Southern and central Pakistan have been most affected, particularly Balochistan and Sindh provinces. Balochistan has received 5.1 times its 30-year average rainfall as of 27 August, while Sindh’s is 5.7 times its 30-year average.1 Hill torrents occurred in Balochistan, Sindh and south Punjab, while most districts of Sindh were inundated, with water unlikely to recede soon.
According to PDMA Balochistan, the death toll from recent monsoon rains and floods in different parts of Balochistan has risen to 263, including 125 men, 59 women and 79 children while 166 persons have been injured. Most of the deaths in rain-related incidents are reported from Quetta, Bolan, Kech, Zhob, Duki, Khuzdar, Kohlu, Mastung, Harnai, Qila Saifullah, Sibi and other districts of the province. The PDMA also reported that the heavy rains caused loss of 500000 livestock, 64385 houses are damaged by the rains and floods in the province out of which 18410 houses are completely destroyed while 45975 houses are partially damaged.

Meanwhile, 1500 km length of roads and 18 bridges are damaged due to the floods. PDMA Sindh reported 542 Deaths (including 206 men, 100 women, and 236 Children) and 8321 persons have been severely injured. Meanwhile, 1498976 (including 487410 fully and 1011566 partially) houses have been damaged, moreover, 2578 KM roads infrastructures have vanished, 45 shops have been destructed, 26815 animals perished and out of which 24144 losses have been reported by Sindh Livestock Department, 3,277,502 acres of cultivated land have also damaged and 63 Bridges are collapsed.

According to initial assessments in Sindh, the Provincial Government of Sindh had declared ‘Rain Emergency’ dated July 02, 2022, through the notification vide letter no: SOA/CMS/Misc: 39 (R. E. Cell) 2022 in whole provinces. The District of Badin has been badly affected by the recent moderate to heavy spells of rainfall in July and August 2022, where most rural and around 70% of urban and semi-urban areas have been inundated with water. In rural areas, almost 70% of crops in the district are badly affected and damaged due to heavy rains. The affected communities are also facing problems related to access to facilities such as health and water supply due to stagnant water in the streets of cities, towns, and other Katcha ways.
The stagnant water has also brought an increase of mosquitoes and other insects, which may cause the outbreak of malaria and dengue in the district, while intake of contaminated water may cause diarrhoea and other waterborne diseases.

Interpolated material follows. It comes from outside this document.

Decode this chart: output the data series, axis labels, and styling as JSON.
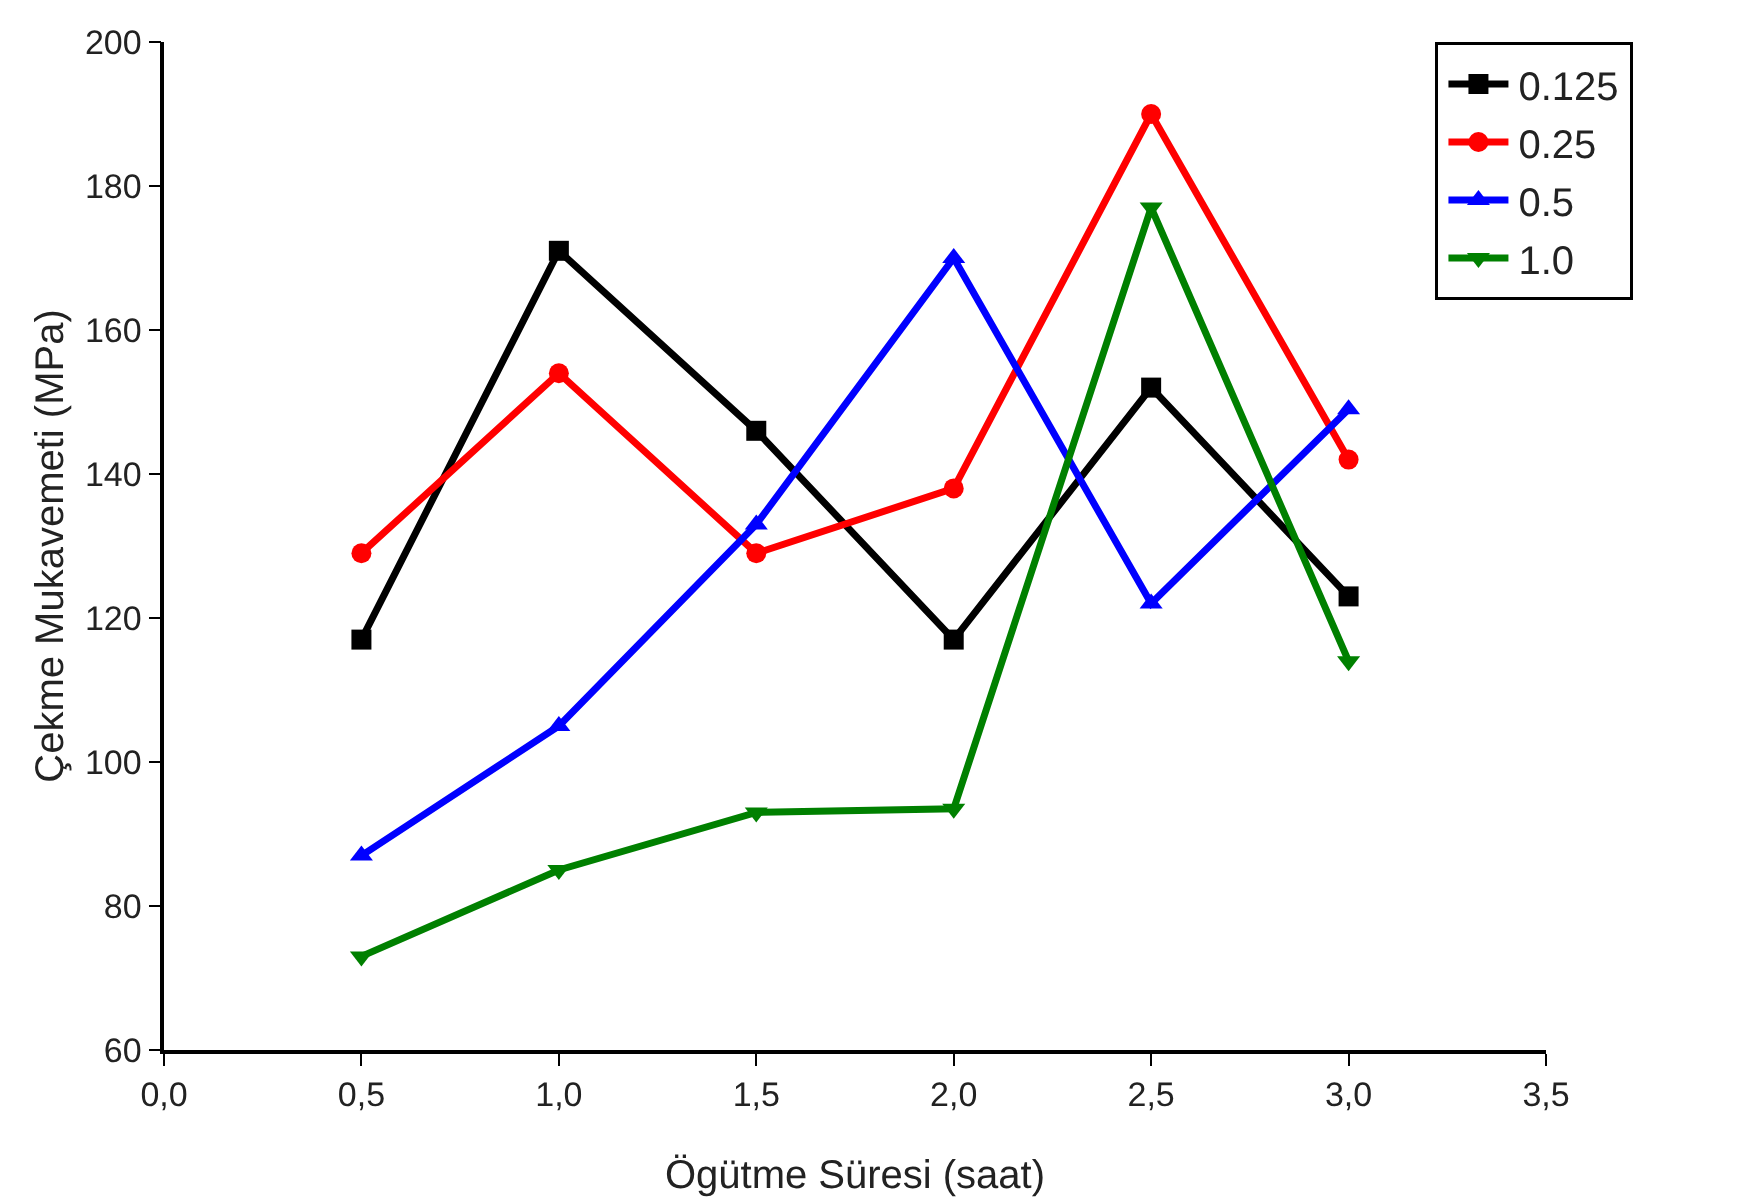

PDMA KPK had also declared the emergency on dated 5th August 2022 Ref no F.2 (E)/2022-NDMA (MW/Monsoon222-I). District Tank of KP has been worst affected during recent torrential monsoon rains and flash floods. On 3rd September 2022, Pakistan Meteorological Department (PMD) has informed that weak monsoon currents from Arabian Sea are penetrating upper and central parts of the country. It will likely ignites Rainwind/ thundershower (with isolated heavy falls) in Kashmir, Gilgit-Baltistan, Islamabad,
Rawalpindi, Murree, Attock, Chakwal, Jhelum, Sialkot, Narowal, Lahore, Gujranwala, Gujrat,
Sheikhupura, Mianwali, Khushab, Sargodha, Hafizabad, Mandi Bahauddin, Jhang and Faisalabad from Saturday (night) to Tuesday. Moreover, Rain-wind/thundershower (with isolated heavy falls) is expected in Dir, Swat, Kohistan, Mansehra, Abbottabad, Haripur,
Malakand, Bajaur, Peshawar, Mardan, Charsadda, Swabi, Nowshera, Kurram, Kohat and Waziristan on Sunday and Monday. Further, Hot and humid weather is likely to continue in Sindh, Balochistan and south Punjab during next three to four days.